FIG. 1 is a plan view of a rear wheel steering mechanism according to an embodiment of the present invention, FIG. 2 is a sectional view taken along the line nn of FIG. 1, and FIG. 3 is a cam body and rotation according to an embodiment. Move the roller to ■- in Figure 1.
■A schematic diagram illustrating the action of the cam mechanism as seen from the direction of the line arrow; FIG. 4 is a graph showing an example of a rear wheel turning pattern showing the relationship between the rear wheel turning angle and the steering angle in the embodiment; FIG. 5 is a diagram schematically showing the overall configuration of a four-wheel steering vehicle in which the rear wheel steering mechanism according to the embodiment is adopted, and FIG. 6 is another aspect of the arm connection body and the arm member of the rear wheel steering member. FIG. 8... Power shaft, 9... Cam body, ) 0... Arm member, l[... Arm connection body, 12... Camfo+17 (rotating roller), 19... Rear wheel steering mechanism Shrine (
Quirod), 20...Cam follower movement allowable surface (
-th concave surface part), 21... cam surface (second cam surface), 22
... cam surface (first cam surface), 23... cam roll lower f hyperactivity allowing surface portion (second concave surface portion). 191 people Daihatsu Motor Co., Ltd.
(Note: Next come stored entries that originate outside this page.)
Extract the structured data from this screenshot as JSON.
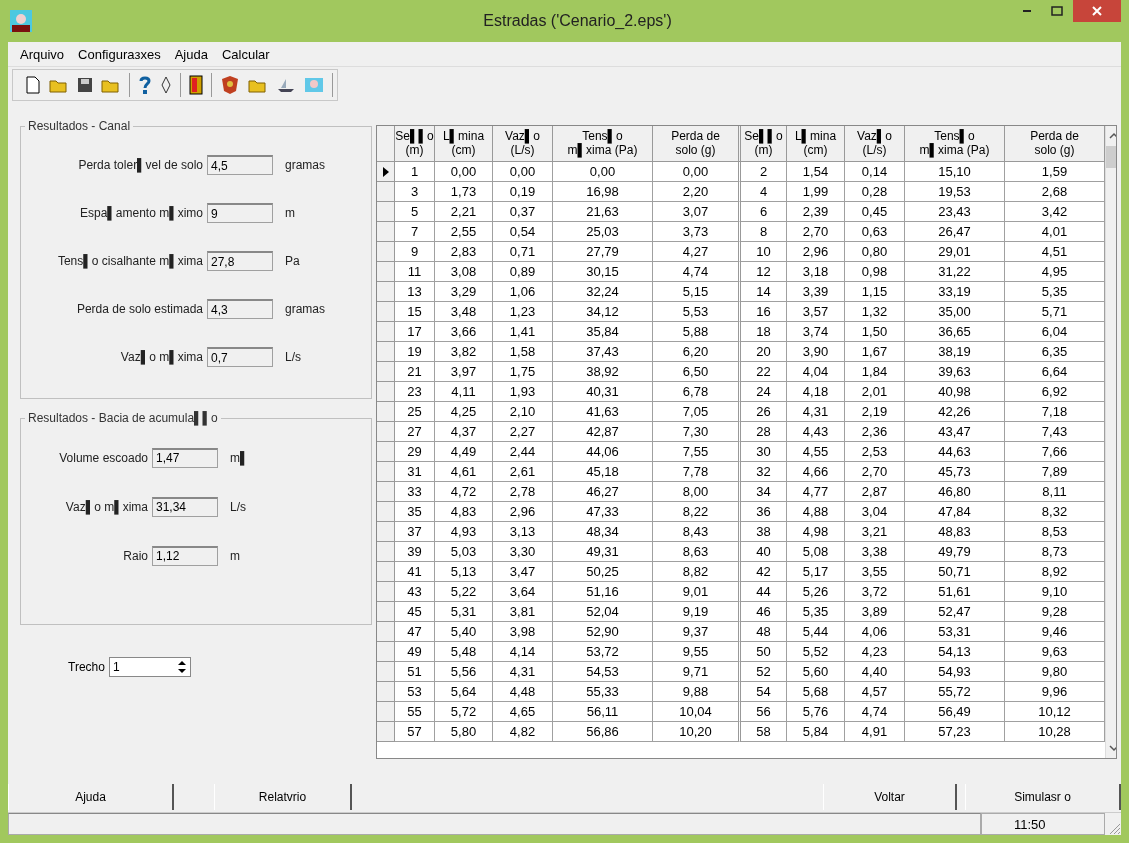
{
  "window": {
    "title": "Estradas ('Cenario_2.eps')"
  },
  "menu": [
    "Arquivo",
    "Configuraзxes",
    "Ajuda",
    "Calcular"
  ],
  "canal": {
    "title": "Resultados - Canal",
    "fields": [
      {
        "label": "Perda toler▌vel de solo",
        "value": "4,5",
        "unit": "gramas"
      },
      {
        "label": "Espa▌amento m▌ximo",
        "value": "9",
        "unit": "m"
      },
      {
        "label": "Tens▌o cisalhante m▌xima",
        "value": "27,8",
        "unit": "Pa"
      },
      {
        "label": "Perda de solo estimada",
        "value": "4,3",
        "unit": "gramas"
      },
      {
        "label": "Vaz▌o m▌xima",
        "value": "0,7",
        "unit": "L/s"
      }
    ]
  },
  "bacia": {
    "title": "Resultados - Bacia de acumula▌▌o",
    "fields": [
      {
        "label": "Volume escoado",
        "value": "1,47",
        "unit": "m▌"
      },
      {
        "label": "Vaz▌o m▌xima",
        "value": "31,34",
        "unit": "L/s"
      },
      {
        "label": "Raio",
        "value": "1,12",
        "unit": "m"
      }
    ]
  },
  "trecho": {
    "label": "Trecho",
    "value": "1"
  },
  "table": {
    "columns": [
      {
        "title": "Se▌▌o",
        "unit": "(m)"
      },
      {
        "title": "L▌mina",
        "unit": "(cm)"
      },
      {
        "title": "Vaz▌o",
        "unit": "(L/s)"
      },
      {
        "title": "Tens▌o",
        "unit": "m▌xima (Pa)"
      },
      {
        "title": "Perda de",
        "unit": "solo (g)"
      },
      {
        "title": "Se▌▌o",
        "unit": "(m)"
      },
      {
        "title": "L▌mina",
        "unit": "(cm)"
      },
      {
        "title": "Vaz▌o",
        "unit": "(L/s)"
      },
      {
        "title": "Tens▌o",
        "unit": "m▌xima (Pa)"
      },
      {
        "title": "Perda de",
        "unit": "solo (g)"
      }
    ],
    "rows": [
      {
        "selected": true,
        "cells": [
          "1",
          "0,00",
          "0,00",
          "0,00",
          "0,00",
          "2",
          "1,54",
          "0,14",
          "15,10",
          "1,59"
        ]
      },
      {
        "selected": false,
        "cells": [
          "3",
          "1,73",
          "0,19",
          "16,98",
          "2,20",
          "4",
          "1,99",
          "0,28",
          "19,53",
          "2,68"
        ]
      },
      {
        "selected": false,
        "cells": [
          "5",
          "2,21",
          "0,37",
          "21,63",
          "3,07",
          "6",
          "2,39",
          "0,45",
          "23,43",
          "3,42"
        ]
      },
      {
        "selected": false,
        "cells": [
          "7",
          "2,55",
          "0,54",
          "25,03",
          "3,73",
          "8",
          "2,70",
          "0,63",
          "26,47",
          "4,01"
        ]
      },
      {
        "selected": false,
        "cells": [
          "9",
          "2,83",
          "0,71",
          "27,79",
          "4,27",
          "10",
          "2,96",
          "0,80",
          "29,01",
          "4,51"
        ]
      },
      {
        "selected": false,
        "cells": [
          "11",
          "3,08",
          "0,89",
          "30,15",
          "4,74",
          "12",
          "3,18",
          "0,98",
          "31,22",
          "4,95"
        ]
      },
      {
        "selected": false,
        "cells": [
          "13",
          "3,29",
          "1,06",
          "32,24",
          "5,15",
          "14",
          "3,39",
          "1,15",
          "33,19",
          "5,35"
        ]
      },
      {
        "selected": false,
        "cells": [
          "15",
          "3,48",
          "1,23",
          "34,12",
          "5,53",
          "16",
          "3,57",
          "1,32",
          "35,00",
          "5,71"
        ]
      },
      {
        "selected": false,
        "cells": [
          "17",
          "3,66",
          "1,41",
          "35,84",
          "5,88",
          "18",
          "3,74",
          "1,50",
          "36,65",
          "6,04"
        ]
      },
      {
        "selected": false,
        "cells": [
          "19",
          "3,82",
          "1,58",
          "37,43",
          "6,20",
          "20",
          "3,90",
          "1,67",
          "38,19",
          "6,35"
        ]
      },
      {
        "selected": false,
        "cells": [
          "21",
          "3,97",
          "1,75",
          "38,92",
          "6,50",
          "22",
          "4,04",
          "1,84",
          "39,63",
          "6,64"
        ]
      },
      {
        "selected": false,
        "cells": [
          "23",
          "4,11",
          "1,93",
          "40,31",
          "6,78",
          "24",
          "4,18",
          "2,01",
          "40,98",
          "6,92"
        ]
      },
      {
        "selected": false,
        "cells": [
          "25",
          "4,25",
          "2,10",
          "41,63",
          "7,05",
          "26",
          "4,31",
          "2,19",
          "42,26",
          "7,18"
        ]
      },
      {
        "selected": false,
        "cells": [
          "27",
          "4,37",
          "2,27",
          "42,87",
          "7,30",
          "28",
          "4,43",
          "2,36",
          "43,47",
          "7,43"
        ]
      },
      {
        "selected": false,
        "cells": [
          "29",
          "4,49",
          "2,44",
          "44,06",
          "7,55",
          "30",
          "4,55",
          "2,53",
          "44,63",
          "7,66"
        ]
      },
      {
        "selected": false,
        "cells": [
          "31",
          "4,61",
          "2,61",
          "45,18",
          "7,78",
          "32",
          "4,66",
          "2,70",
          "45,73",
          "7,89"
        ]
      },
      {
        "selected": false,
        "cells": [
          "33",
          "4,72",
          "2,78",
          "46,27",
          "8,00",
          "34",
          "4,77",
          "2,87",
          "46,80",
          "8,11"
        ]
      },
      {
        "selected": false,
        "cells": [
          "35",
          "4,83",
          "2,96",
          "47,33",
          "8,22",
          "36",
          "4,88",
          "3,04",
          "47,84",
          "8,32"
        ]
      },
      {
        "selected": false,
        "cells": [
          "37",
          "4,93",
          "3,13",
          "48,34",
          "8,43",
          "38",
          "4,98",
          "3,21",
          "48,83",
          "8,53"
        ]
      },
      {
        "selected": false,
        "cells": [
          "39",
          "5,03",
          "3,30",
          "49,31",
          "8,63",
          "40",
          "5,08",
          "3,38",
          "49,79",
          "8,73"
        ]
      },
      {
        "selected": false,
        "cells": [
          "41",
          "5,13",
          "3,47",
          "50,25",
          "8,82",
          "42",
          "5,17",
          "3,55",
          "50,71",
          "8,92"
        ]
      },
      {
        "selected": false,
        "cells": [
          "43",
          "5,22",
          "3,64",
          "51,16",
          "9,01",
          "44",
          "5,26",
          "3,72",
          "51,61",
          "9,10"
        ]
      },
      {
        "selected": false,
        "cells": [
          "45",
          "5,31",
          "3,81",
          "52,04",
          "9,19",
          "46",
          "5,35",
          "3,89",
          "52,47",
          "9,28"
        ]
      },
      {
        "selected": false,
        "cells": [
          "47",
          "5,40",
          "3,98",
          "52,90",
          "9,37",
          "48",
          "5,44",
          "4,06",
          "53,31",
          "9,46"
        ]
      },
      {
        "selected": false,
        "cells": [
          "49",
          "5,48",
          "4,14",
          "53,72",
          "9,55",
          "50",
          "5,52",
          "4,23",
          "54,13",
          "9,63"
        ]
      },
      {
        "selected": false,
        "cells": [
          "51",
          "5,56",
          "4,31",
          "54,53",
          "9,71",
          "52",
          "5,60",
          "4,40",
          "54,93",
          "9,80"
        ]
      },
      {
        "selected": false,
        "cells": [
          "53",
          "5,64",
          "4,48",
          "55,33",
          "9,88",
          "54",
          "5,68",
          "4,57",
          "55,72",
          "9,96"
        ]
      },
      {
        "selected": false,
        "cells": [
          "55",
          "5,72",
          "4,65",
          "56,11",
          "10,04",
          "56",
          "5,76",
          "4,74",
          "56,49",
          "10,12"
        ]
      },
      {
        "selected": false,
        "cells": [
          "57",
          "5,80",
          "4,82",
          "56,86",
          "10,20",
          "58",
          "5,84",
          "4,91",
          "57,23",
          "10,28"
        ]
      }
    ]
  },
  "buttons_left": [
    "Ajuda",
    "Relatvrio"
  ],
  "buttons_right": [
    "Voltar",
    "Simulasr o"
  ],
  "status_bar": {
    "time": "11:50"
  }
}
Figure 2

Claims (1)

[Claims] (1) An input shaft extending in the longitudinal direction or vertical direction of the vehicle; A cam body connected to the input shaft and rotated around its axis by rotation of the input shaft; a pair of arm members facing in the width direction, supported so as to be swingable in the vehicle width direction, and extending in the longitudinal direction or the vertical direction of the vehicle, supporting a cam follower that abuts the cam face of the cam body at an intermediate portion; an arm connecting body that is connected to a pair of arm members at both ends thereof at a position away from the center of swing thereof and extends in the vehicle width direction between the pair of arm members, the cam face of the cam body being capable of neutral rotation; A cam surface that pushes the cam follower outward in the vehicle width direction when rotated from the position, and a cam follower that allows the cam follower to move inward in the vehicle width direction at a portion opposite to the cam surface across the rotation axis. It has a movement permitting surface portion, and
Rear wheel steering members are arranged at both ends of the arm connection body so as to be aligned substantially on the same axis in the vehicle width direction,
A rear wheel steering mechanism characterized by being connected to each other.